The British leader also said he had offered France the use of a strategically located British airbase in Cyprus, RAF Akrotiri, to facilitate air strikes, and assistance with refuelling French jets.
- Putin in Tehran -
Hollande, who has said France is in a "war" against the jihadists, is embarking on what could be a defining week of his three-year-old presidency.
On Tuesday, he will fly to Washington for talks with President Barack Obama and a day later will meet German Chancellor Angela Merkel in Paris.
The focus switches to Moscow on Thursday where he will meet President Vladimir Putin, who has pledged to work more closely with the West against IS following the Paris attacks and the downing of a Russian passenger jet over Egypt last month.
Completing a series of meetings with each of France's fellow UN Security Council members, Hollande will see Chinese President Xi Jinping for a working dinner in the French capital on Sunday.
The Security Council on Friday authorised countries to "take all necessary measures" to fight IS in a resolution that won unanimous backing in the wake of the bloodshed in Paris.
The measure drafted by France calls on all UN member states to "redouble and coordinate their efforts to prevent and suppress terrorist attacks" committed by IS and other extremist groups linked to Al-Qaeda.
Hollande said he hoped the resolution would "help mobilise nations to eliminate Daesh", using an alternative name for IS.
The French aircraft carrier Charles de Gaulle was steaming to the eastern Mediterranean on Monday to increase France's ability to fly bombing sorties over Syria.
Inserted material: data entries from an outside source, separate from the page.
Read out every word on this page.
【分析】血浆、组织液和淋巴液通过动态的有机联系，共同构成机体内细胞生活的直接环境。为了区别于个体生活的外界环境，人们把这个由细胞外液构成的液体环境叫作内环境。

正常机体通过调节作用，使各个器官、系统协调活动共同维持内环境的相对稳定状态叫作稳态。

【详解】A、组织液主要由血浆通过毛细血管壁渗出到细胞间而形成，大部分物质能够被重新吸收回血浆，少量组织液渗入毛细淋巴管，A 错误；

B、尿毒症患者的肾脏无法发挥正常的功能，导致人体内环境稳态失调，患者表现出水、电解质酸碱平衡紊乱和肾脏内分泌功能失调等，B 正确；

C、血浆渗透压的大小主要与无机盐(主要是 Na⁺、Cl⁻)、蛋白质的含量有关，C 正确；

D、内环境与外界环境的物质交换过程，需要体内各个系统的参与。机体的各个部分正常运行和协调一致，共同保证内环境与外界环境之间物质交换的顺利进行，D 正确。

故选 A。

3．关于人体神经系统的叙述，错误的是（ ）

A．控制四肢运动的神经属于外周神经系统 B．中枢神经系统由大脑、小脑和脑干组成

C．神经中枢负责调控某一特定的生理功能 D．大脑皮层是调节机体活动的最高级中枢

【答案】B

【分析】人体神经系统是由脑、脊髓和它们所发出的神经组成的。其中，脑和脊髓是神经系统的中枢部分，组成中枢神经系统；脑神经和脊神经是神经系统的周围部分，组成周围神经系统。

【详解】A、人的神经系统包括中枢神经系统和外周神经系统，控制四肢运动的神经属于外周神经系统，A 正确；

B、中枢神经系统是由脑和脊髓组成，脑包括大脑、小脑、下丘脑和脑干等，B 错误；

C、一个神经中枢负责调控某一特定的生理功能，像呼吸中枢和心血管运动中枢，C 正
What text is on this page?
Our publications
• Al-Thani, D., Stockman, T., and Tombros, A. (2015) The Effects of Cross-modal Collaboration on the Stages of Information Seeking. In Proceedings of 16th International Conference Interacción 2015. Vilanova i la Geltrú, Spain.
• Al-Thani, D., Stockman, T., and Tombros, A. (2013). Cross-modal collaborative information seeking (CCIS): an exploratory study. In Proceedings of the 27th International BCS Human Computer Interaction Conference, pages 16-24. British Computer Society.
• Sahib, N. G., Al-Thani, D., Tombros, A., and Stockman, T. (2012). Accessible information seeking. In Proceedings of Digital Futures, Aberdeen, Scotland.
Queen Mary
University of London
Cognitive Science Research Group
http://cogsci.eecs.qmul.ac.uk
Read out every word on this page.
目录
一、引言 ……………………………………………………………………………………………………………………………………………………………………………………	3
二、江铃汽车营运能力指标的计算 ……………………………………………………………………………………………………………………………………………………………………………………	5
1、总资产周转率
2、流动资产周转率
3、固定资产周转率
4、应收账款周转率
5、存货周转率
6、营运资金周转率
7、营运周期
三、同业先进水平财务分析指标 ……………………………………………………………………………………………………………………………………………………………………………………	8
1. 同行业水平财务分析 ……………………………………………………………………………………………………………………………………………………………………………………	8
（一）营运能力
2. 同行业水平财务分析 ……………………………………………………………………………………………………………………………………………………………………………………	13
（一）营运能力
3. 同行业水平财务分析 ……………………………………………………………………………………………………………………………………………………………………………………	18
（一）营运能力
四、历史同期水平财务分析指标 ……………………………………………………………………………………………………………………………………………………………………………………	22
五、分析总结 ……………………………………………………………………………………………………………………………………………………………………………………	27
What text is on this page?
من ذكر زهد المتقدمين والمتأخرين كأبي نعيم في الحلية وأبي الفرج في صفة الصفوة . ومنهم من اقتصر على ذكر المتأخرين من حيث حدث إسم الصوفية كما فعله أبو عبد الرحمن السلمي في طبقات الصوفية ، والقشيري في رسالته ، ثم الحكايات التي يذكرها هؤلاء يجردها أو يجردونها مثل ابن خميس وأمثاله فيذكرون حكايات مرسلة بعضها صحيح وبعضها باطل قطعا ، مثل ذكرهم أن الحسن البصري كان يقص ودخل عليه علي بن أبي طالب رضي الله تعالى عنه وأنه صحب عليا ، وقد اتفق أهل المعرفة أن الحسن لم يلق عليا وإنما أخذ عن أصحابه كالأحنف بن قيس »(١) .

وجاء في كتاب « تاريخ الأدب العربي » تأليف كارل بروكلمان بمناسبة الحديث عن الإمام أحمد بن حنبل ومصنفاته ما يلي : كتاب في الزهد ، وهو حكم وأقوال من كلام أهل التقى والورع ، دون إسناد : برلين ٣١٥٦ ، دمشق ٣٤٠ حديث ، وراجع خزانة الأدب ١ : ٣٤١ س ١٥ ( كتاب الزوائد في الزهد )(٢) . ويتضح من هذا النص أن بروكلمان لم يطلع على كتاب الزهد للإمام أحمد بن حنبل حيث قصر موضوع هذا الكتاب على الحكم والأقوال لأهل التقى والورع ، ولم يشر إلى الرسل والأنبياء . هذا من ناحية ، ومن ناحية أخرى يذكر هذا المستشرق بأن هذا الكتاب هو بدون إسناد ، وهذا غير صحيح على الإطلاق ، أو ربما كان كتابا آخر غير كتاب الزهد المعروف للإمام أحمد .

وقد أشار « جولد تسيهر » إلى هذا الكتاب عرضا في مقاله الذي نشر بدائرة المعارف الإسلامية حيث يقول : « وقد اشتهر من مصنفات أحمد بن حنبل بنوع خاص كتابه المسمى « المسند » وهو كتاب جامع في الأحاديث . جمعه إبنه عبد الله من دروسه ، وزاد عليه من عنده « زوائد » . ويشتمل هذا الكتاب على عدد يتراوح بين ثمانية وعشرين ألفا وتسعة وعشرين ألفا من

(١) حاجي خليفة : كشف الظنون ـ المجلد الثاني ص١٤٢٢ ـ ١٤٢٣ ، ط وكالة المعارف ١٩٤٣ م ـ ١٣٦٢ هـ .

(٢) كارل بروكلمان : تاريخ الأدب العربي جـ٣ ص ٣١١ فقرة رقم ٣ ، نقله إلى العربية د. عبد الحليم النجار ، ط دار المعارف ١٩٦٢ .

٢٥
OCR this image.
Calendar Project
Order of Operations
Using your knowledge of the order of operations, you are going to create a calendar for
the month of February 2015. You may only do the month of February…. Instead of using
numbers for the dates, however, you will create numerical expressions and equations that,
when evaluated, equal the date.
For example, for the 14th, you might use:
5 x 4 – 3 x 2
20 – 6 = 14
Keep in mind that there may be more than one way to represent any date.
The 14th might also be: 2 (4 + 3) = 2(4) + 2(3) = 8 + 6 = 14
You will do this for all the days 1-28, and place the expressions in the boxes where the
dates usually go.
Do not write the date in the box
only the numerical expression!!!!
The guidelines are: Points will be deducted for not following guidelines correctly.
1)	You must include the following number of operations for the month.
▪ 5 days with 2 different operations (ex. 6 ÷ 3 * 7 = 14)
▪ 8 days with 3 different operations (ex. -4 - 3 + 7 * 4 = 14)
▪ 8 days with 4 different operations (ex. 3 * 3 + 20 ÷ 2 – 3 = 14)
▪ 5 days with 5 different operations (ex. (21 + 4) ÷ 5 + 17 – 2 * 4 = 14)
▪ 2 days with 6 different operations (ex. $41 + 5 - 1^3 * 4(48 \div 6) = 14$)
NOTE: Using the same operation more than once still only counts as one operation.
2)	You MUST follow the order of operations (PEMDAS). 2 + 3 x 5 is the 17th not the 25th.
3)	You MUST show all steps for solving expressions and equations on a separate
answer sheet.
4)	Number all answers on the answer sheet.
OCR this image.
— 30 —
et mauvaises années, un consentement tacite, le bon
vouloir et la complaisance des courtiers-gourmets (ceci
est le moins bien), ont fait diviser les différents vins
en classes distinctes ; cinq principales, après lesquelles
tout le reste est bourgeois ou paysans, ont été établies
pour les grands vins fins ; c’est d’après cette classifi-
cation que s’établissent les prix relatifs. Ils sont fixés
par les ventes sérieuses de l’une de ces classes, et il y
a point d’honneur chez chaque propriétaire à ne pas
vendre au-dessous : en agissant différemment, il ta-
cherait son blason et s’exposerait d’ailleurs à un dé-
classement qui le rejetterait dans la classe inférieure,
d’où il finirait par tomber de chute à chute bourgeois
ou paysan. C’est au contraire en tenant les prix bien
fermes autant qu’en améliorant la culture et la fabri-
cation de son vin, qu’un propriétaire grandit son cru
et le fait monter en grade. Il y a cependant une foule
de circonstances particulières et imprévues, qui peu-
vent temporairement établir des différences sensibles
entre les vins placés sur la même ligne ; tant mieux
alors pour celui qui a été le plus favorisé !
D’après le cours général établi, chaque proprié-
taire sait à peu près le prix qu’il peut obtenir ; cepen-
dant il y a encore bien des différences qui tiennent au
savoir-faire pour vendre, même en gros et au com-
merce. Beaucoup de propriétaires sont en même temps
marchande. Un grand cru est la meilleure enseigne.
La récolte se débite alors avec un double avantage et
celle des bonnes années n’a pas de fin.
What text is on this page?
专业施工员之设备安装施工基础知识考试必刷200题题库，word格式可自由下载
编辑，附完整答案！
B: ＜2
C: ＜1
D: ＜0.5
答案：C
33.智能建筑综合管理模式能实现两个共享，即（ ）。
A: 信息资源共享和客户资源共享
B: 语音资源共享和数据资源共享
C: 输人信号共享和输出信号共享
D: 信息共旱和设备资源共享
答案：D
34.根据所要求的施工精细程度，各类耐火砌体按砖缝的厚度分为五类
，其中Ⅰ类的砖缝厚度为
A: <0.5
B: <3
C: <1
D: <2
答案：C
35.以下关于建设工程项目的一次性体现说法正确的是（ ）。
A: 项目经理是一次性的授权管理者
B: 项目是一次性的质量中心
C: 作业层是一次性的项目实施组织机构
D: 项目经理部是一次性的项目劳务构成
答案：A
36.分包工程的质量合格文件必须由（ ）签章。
The US-led coalition has been pounding IS targets in Syria for over a year, but France only joined the campaign in September and has concentrated its air strikes on the jihadists' de facto capital, Raqa.
Russia has also bombed IS targets but Moscow has attracted criticism from the United States and others for bombing rebel groups opposed to Moscow's ally, Syrian President Bashar al-Assad.
In a key development Monday, Putin arrived in Tehran Monday for his first trip to Iran in eight years.
Iran has been Assad's other main backer since an uprising broke out against his rule in 2011 and escalated into a brutal civil war.
But Moscow's recognition that an airliner that crashed over Egypt with the deaths of 224 mainly Russians on board was brought down by an IS bomb appears to have strengthened Moscow's resolve to put aside differences with Paris and work together against the jihadists.
US Secretary of State John Kerry meanwhile arrived in Abu Dhabi to speak to his Emirati counterparts on efforts to build a Syrian opposition coalition to lead peace talks with the Damascus regime.
Kerry said last week he believed a breakthrough in efforts to find peace in Syria was imminent.